Now imagine what they would have found had they offered the type of enhanced Sunday Ticket only the NFL could put together. Thanks to last year’s agreements with FOX and CBS that brought local games to the NFL app, the league could use Sunday Ticket to combine every single NFL game, local and out-of-market, NFL RedZone, and fantasy challenges in a single app. Betting offerings could even be rolled in down the line. It would be the most popular single-sport platform—and exactly what the NFL needs to develop the next generation of fans.

While ratings bounced back in 2019, the league still has work to do attracting young adults. Going back to the beginning of the decade, male 18-24 viewership fell 5% between 2010 and ’13. In ’15, 18-to-24 year-olds were 15% less likely to be NFL fans than their older cohort. This year’s Super Bowl continued a seven-year stretch of declining ratings among adults 18-49, hitting a new low. Executives counter all that by pointing to worse declines elsewhere in the TV landscape and to rising social engagement numbers. One fact remains irrefutable: this country’s most dominant cultural product faces more competition from more alternatives than ever before. Now it has a chance to fight back.

After years getting dinged for splitting up game rights to dizzying effect, bringing everything to one place (on mobile at least; TV would remain somewhat complicated) would change the narrative. With control, the NFL could also prepare for our digital future. The league could develop a football-specific viewing experience that brings together highlights, stats and conversation. It could experiment with new price offerings and even try out fresh announcers.

In so doing, the NFL would be playing catch-up. Operating NBA League Pass (along with Turner Sports, also an AT&T company), the NBA introduced by-quarter purchases this year and tried out a handful of influencer commentators. The very suitors for Sunday Ticket have gone the same way, keeping their content on their own platforms, or going direct-to-consumer in business-speak. “Creating a direct-to-consumer relationship is vital to the future of our media businesses, and it’s our highest priority,” Disney CEO Bob Iger said when acquiring 21st Century Fox.

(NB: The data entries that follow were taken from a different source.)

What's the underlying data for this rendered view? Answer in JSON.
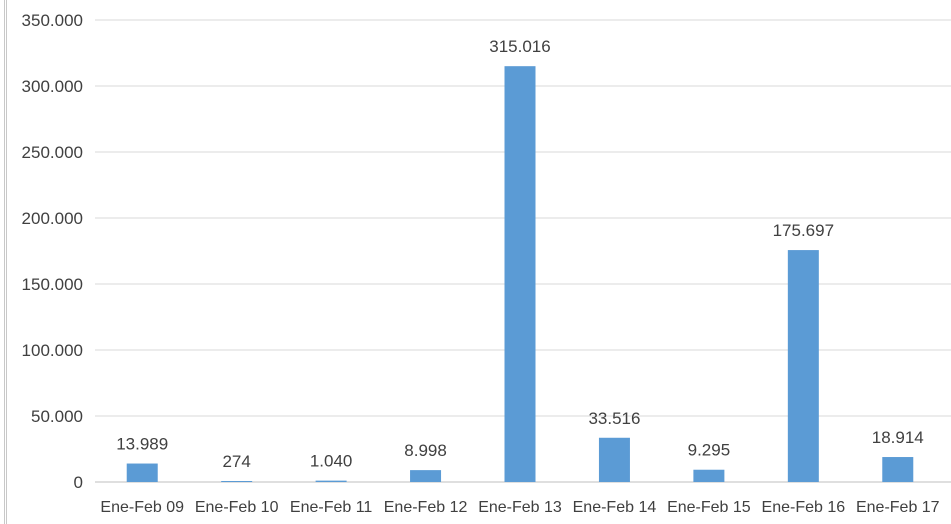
{
  "chart_data": {
    "type": "bar",
    "title": "",
    "xlabel": "",
    "ylabel": "",
    "categories": [
      "Ene-Feb 09",
      "Ene-Feb 10",
      "Ene-Feb 11",
      "Ene-Feb 12",
      "Ene-Feb 13",
      "Ene-Feb 14",
      "Ene-Feb 15",
      "Ene-Feb 16",
      "Ene-Feb 17"
    ],
    "values": [
      13989,
      274,
      1040,
      8998,
      315016,
      33516,
      9295,
      175697,
      18914
    ],
    "data_labels": [
      "13.989",
      "274",
      "1.040",
      "8.998",
      "315.016",
      "33.516",
      "9.295",
      "175.697",
      "18.914"
    ],
    "ylim": [
      0,
      350000
    ],
    "yticks": [
      0,
      50000,
      100000,
      150000,
      200000,
      250000,
      300000,
      350000
    ],
    "ytick_labels": [
      "0",
      "50.000",
      "100.000",
      "150.000",
      "200.000",
      "250.000",
      "300.000",
      "350.000"
    ],
    "grid": true,
    "legend": "none",
    "colors": {
      "bar": "#5b9bd5",
      "grid": "#d9d9d9",
      "axis": "#bfbfbf",
      "text": "#404040"
    }
  }
}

The NFL could make a fortune selling Sunday Ticket to a company looking to build its version of Netflix—or it could try to build its own, optimizing for fan behavior rather than serving another corporation’s roadmap, strengthening its brand and connecting directly with its viewers. Even if the NFL kept the extensive rights for only a couple years, it still would get every fan in the habit of using its app, an invaluable asset.

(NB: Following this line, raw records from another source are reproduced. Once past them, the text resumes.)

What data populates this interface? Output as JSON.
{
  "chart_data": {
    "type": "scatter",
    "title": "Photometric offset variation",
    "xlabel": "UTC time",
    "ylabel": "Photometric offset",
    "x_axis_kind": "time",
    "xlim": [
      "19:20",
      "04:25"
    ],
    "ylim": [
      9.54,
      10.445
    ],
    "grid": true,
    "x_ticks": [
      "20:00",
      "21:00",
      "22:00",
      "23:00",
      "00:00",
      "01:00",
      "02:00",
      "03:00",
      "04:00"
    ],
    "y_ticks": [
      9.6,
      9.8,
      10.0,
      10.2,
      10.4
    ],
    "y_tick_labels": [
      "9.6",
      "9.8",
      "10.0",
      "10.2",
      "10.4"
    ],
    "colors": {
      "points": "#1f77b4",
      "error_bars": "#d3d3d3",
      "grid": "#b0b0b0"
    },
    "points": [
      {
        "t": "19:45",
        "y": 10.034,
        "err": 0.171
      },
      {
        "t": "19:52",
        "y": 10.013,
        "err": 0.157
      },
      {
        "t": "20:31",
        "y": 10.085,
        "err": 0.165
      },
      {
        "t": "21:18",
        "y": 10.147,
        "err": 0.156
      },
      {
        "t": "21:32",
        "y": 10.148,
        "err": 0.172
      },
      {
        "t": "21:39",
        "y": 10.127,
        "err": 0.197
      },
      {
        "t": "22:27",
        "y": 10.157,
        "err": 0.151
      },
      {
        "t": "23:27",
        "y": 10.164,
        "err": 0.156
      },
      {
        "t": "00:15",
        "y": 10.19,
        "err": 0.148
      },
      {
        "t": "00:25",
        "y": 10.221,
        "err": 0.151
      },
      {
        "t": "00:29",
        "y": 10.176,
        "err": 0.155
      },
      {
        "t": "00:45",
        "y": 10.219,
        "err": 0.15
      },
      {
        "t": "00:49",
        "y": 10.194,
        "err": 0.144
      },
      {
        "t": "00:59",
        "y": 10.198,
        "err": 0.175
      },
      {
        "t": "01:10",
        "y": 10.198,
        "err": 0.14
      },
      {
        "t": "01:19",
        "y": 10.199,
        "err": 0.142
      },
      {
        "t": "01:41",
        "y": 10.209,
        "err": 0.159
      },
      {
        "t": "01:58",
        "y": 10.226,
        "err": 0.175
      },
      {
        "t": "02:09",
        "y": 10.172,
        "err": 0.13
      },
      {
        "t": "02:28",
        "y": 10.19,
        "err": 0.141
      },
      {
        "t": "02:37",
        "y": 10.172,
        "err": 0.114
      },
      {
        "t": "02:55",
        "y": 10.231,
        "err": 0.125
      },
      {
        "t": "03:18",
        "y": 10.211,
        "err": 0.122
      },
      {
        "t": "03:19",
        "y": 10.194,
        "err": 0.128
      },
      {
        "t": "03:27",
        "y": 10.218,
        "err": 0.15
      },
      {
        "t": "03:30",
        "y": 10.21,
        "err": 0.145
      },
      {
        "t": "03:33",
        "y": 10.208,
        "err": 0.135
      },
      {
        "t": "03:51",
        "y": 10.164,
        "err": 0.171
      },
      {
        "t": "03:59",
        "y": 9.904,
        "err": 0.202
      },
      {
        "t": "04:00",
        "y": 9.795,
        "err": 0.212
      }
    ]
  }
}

Beyond taking a page out of other media behemoths’ playbooks by maintaining content control, the NFL would be following its own precedent, too. In 2006, the NFL created an eight-game Thursday Night Football package. Supposedly headed to Comcast (for its erstwhile Versus channel) for $450 million per season, the games instead stayed home on the nascent NFL Network. The channel now generates over $1 billion each year. Keeping Sunday Ticket would once again require leaving money on the table. That’s a hard thing to do. But as Goodell said in ‘06, “Easier isn’t necessarily what we’re in the business of doing.”

It’s unclear when the NFL will make its decision. In the fall, NFL business reporter Daniel Kaplan wrote that he expected one by the league’s March owners meetings. (It’s worth noting here that the NFL Media Committee is led by Robert Kraft, who has had other things to deal with.) League decision makers have earned a reputation for making decisions based on the bottom line. The NFL did not provide any comment or update on the deliberations. As one source told Byers, "whoever writes the biggest check” will probably win Sunday Ticket, but this is an opportunity for the league to prove it’s thinking differently amid industry shifts. 

As rumors continue to fly about who will buy access to half the league’s games, keep in mind that “no one” remains a viable possibility. While it might be a dark horse, it could be the one to root for.